L'apparente exception de Louvain-la-Neuve, site urbain créé en quelque sorte ex nihilo , en apporte en réalité une preuve supplémentaire par l'absurde. Et de plus, cette prééminence de la structure provinciale a été fortement préservée et reconduite dans le cadre de la gestion post-unitaire,- couvrant toute l'époque récente- , assumée tant par la Communauté française que par la Région wallonne elle-même , en un certain nombre de ses champs de compétences !
Le politique wallon appelé à réinventer le réseau des sous-régions, pour renforcer les conditions de gestion autonome du développement de la région
Tout ce qui vient d'être dit aide donc à reconnaître l'existence d'une véritable cohérence objective et sans faille entre la thèse des provincialistes et celle de ceux qui préconisent l'instauration pure et simple de la capitale économique de Wallonie en dehors du territoire de celle-ci, çàd. dans le lieu même de la capitale de l'Etat belge.
Apparaît ainsi clairement la gravité de l'enjeu et de la responsabilité du monde politique et parlementaire wallon , à qui il revient principalement de parachever d'urgence la réforme de l'édifice des institutions subrégionales de Wallonie, moyennant la suppression et le remplacement des provinces par un ensemble d'autres circonscriptions sous-régionales, « collant » de beaucoup plus près à la diversité objective et au fonctionnement contemporain et dynamique du territoire wallon .
Et de cette actualisation de la perception intérieure du territoire, réalisée à l'initiative du Parlement Wallon, résultera bien évidemment, entre autres changements dynamisants, la pleine reconnaissance du pôle carolorégien , tant au niveau de son propre bassin de vie et de sa propre sous-région qu'au niveau de l'ensemble de la région wallonne.

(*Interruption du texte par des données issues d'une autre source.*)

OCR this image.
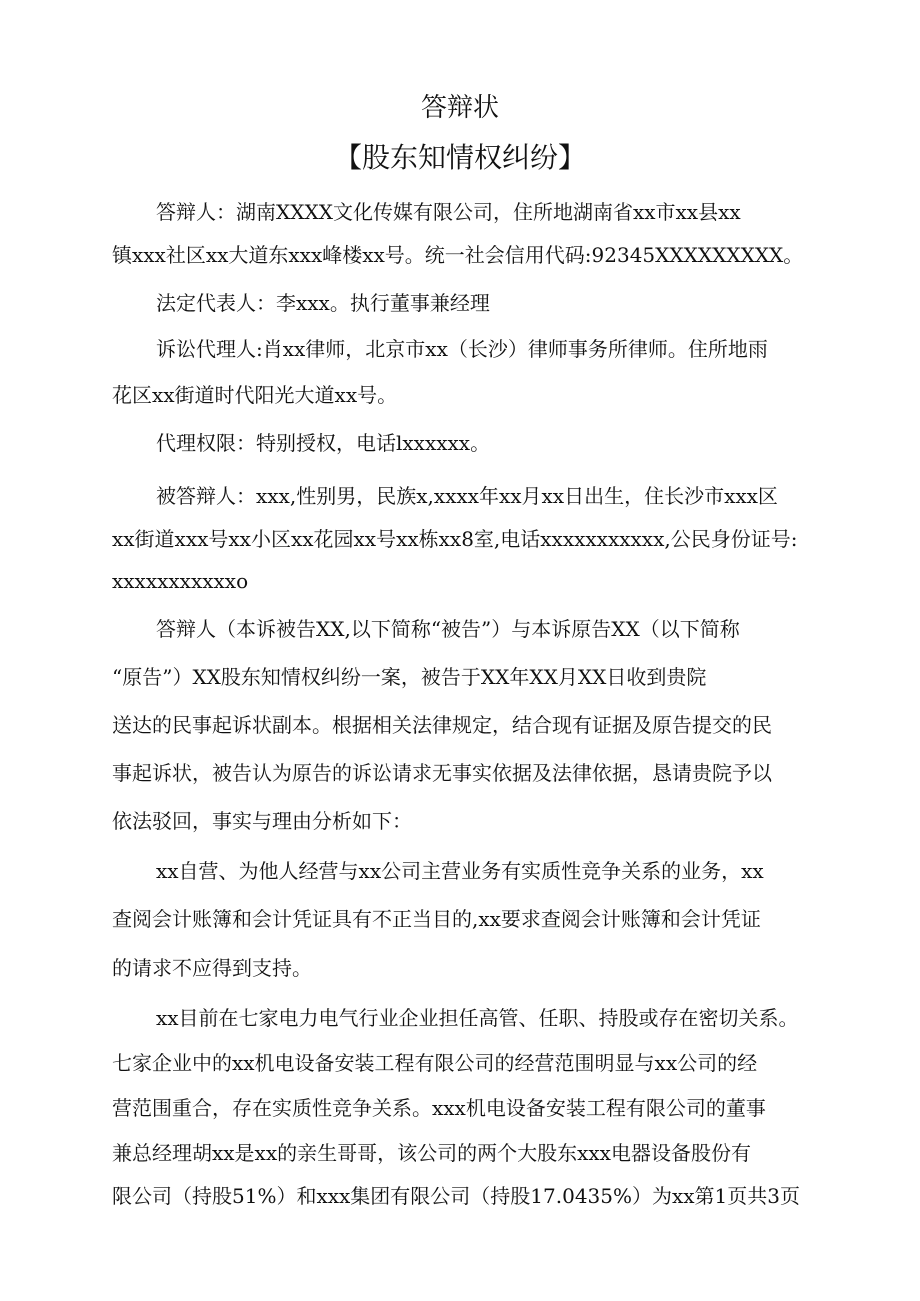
答辩状
【股东知情权纠纷】

答辩人：湖南XXXX文化传媒有限公司，住所地湖南省xx市xx县xx

镇xxx社区xx大道东xxx峰楼xx号。统一社会信用代码:92345XXXXXXXXX。

法定代表人：李xxx。执行董事兼经理

诉讼代理人:肖xx律师，北京市xx（长沙）律师事务所律师。住所地雨

花区xx街道时代阳光大道xx号。

代理权限：特别授权，电话lxxxxxx。

被答辩人：xxx,性别男，民族x,xxxx年xx月xx日出生，住长沙市xxx区

xx街道xxx号xx小区xx花园xx号xx栋xx8室,电话xxxxxxxxxxx,公民身份证号:

xxxxxxxxxxxo

答辩人（本诉被告XX,以下简称“被告”）与本诉原告XX（以下简称

“原告”）XX股东知情权纠纷一案，被告于XX年XX月XX日收到贵院

送达的民事起诉状副本。根据相关法律规定，结合现有证据及原告提交的民

事起诉状，被告认为原告的诉讼请求无事实依据及法律依据，恳请贵院予以

依法驳回，事实与理由分析如下：

xx自营、为他人经营与xx公司主营业务有实质性竞争关系的业务，xx

查阅会计账簿和会计凭证具有不正当目的,xx要求查阅会计账簿和会计凭证

的请求不应得到支持。

xx目前在七家电力电气行业企业担任高管、任职、持股或存在密切关系。

七家企业中的xx机电设备安装工程有限公司的经营范围明显与xx公司的经

营范围重合，存在实质性竞争关系。xxx机电设备安装工程有限公司的董事

兼总经理胡xx是xx的亲生哥哥，该公司的两个大股东xxx电器设备股份有

限公司（持股51%）和xxx集团有限公司（持股17.0435%）为xx第1页共3页
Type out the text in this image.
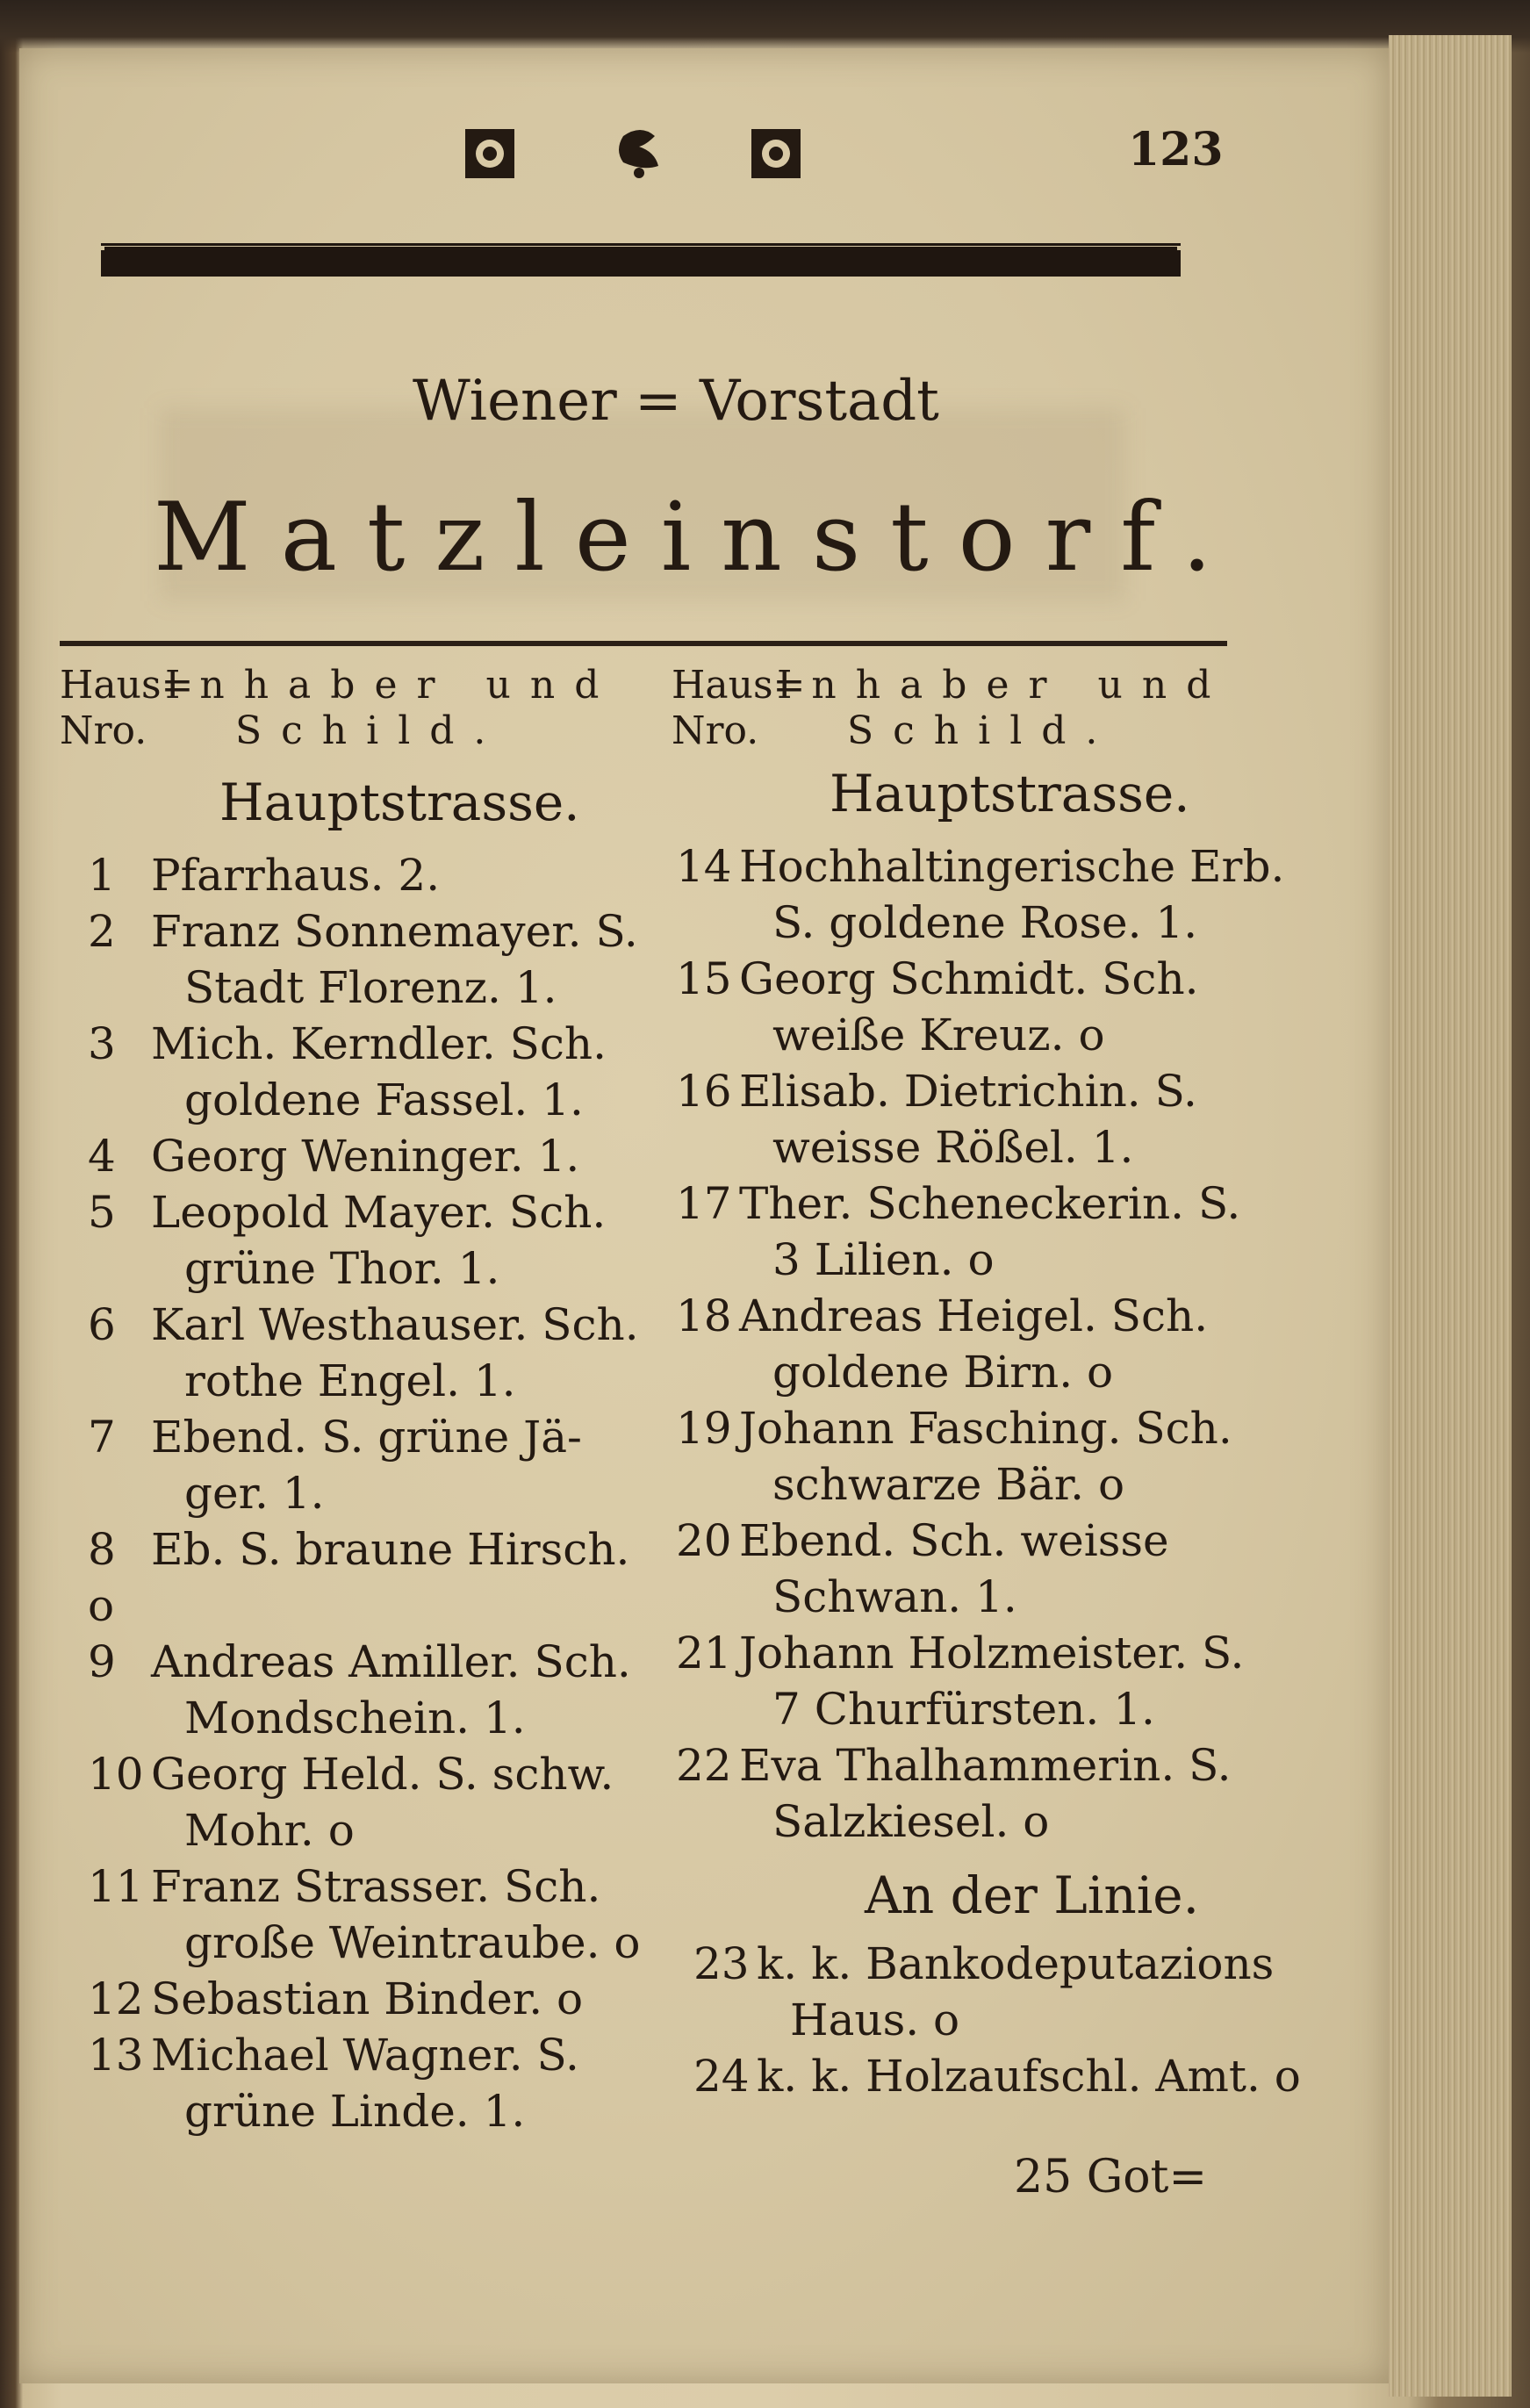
123
Wiener = Vorstadt
Matzleinstorf.
Haus=Inhaber und
Nro. Schild.
Haus=Inhaber und
Nro. Schild.
Hauptstrasse.	Hauptstrasse.
1 Pfarrhaus. 2.
2 Franz Sonnemayer. S.
Stadt Florenz. 1.
3 Mich. Kerndler. Sch.
goldene Fassel. 1.
4 Georg Weninger. 1.
5 Leopold Mayer. Sch.
grüne Thor. 1.
6 Karl Westhauser. Sch.
rothe Engel. 1.
7 Ebend. S. grüne Jä-
ger. 1.
8 Eb. S. braune Hirsch. o
9 Andreas Amiller. Sch.
Mondschein. 1.
10 Georg Held. S. schw.
Mohr. o
11 Franz Strasser. Sch.
große Weintraube. o
12 Sebastian Binder. o
13 Michael Wagner. S.
grüne Linde. 1.
14 Hochhaltingerische Erb.
S. goldene Rose. 1.
15 Georg Schmidt. Sch.
weiße Kreuz. o
16 Elisab. Dietrichin. S.
weisse Rößel. 1.
17 Ther. Scheneckerin. S.
3 Lilien. o
18 Andreas Heigel. Sch.
goldene Birn. o
19 Johann Fasching. Sch.
schwarze Bär. o
20 Ebend. Sch. weisse
Schwan. 1.
21 Johann Holzmeister. S.
7 Churfürsten. 1.
22 Eva Thalhammerin. S.
Salzkiesel. o
An der Linie.
23 k. k. Bankodeputazions
Haus. o
24 k. k. Holzaufschl. Amt. o
25 Got=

En conséquence, à l'inverse, tout nouvel atermoiement ou traitement cosmétique des réformes, et toute prolongation du conservatisme actuel en ce domaine sera susceptible de conférer une « pertinence » toujours croissante aux propositions, y compris politiques, de remédiation, visant non seulement à externaliser le pilotage du développement économique wallon hors du territoire régional, -au lieu de l'appuyer au contraire prioritairement sur le duo métropolitain ancré au sein de la région même- , mais également - comme nous le montrons ci-après -, à jeter les bases de la remise en question subséquente de l'existence politique de la Wallonie en tant que « région à part entière » !.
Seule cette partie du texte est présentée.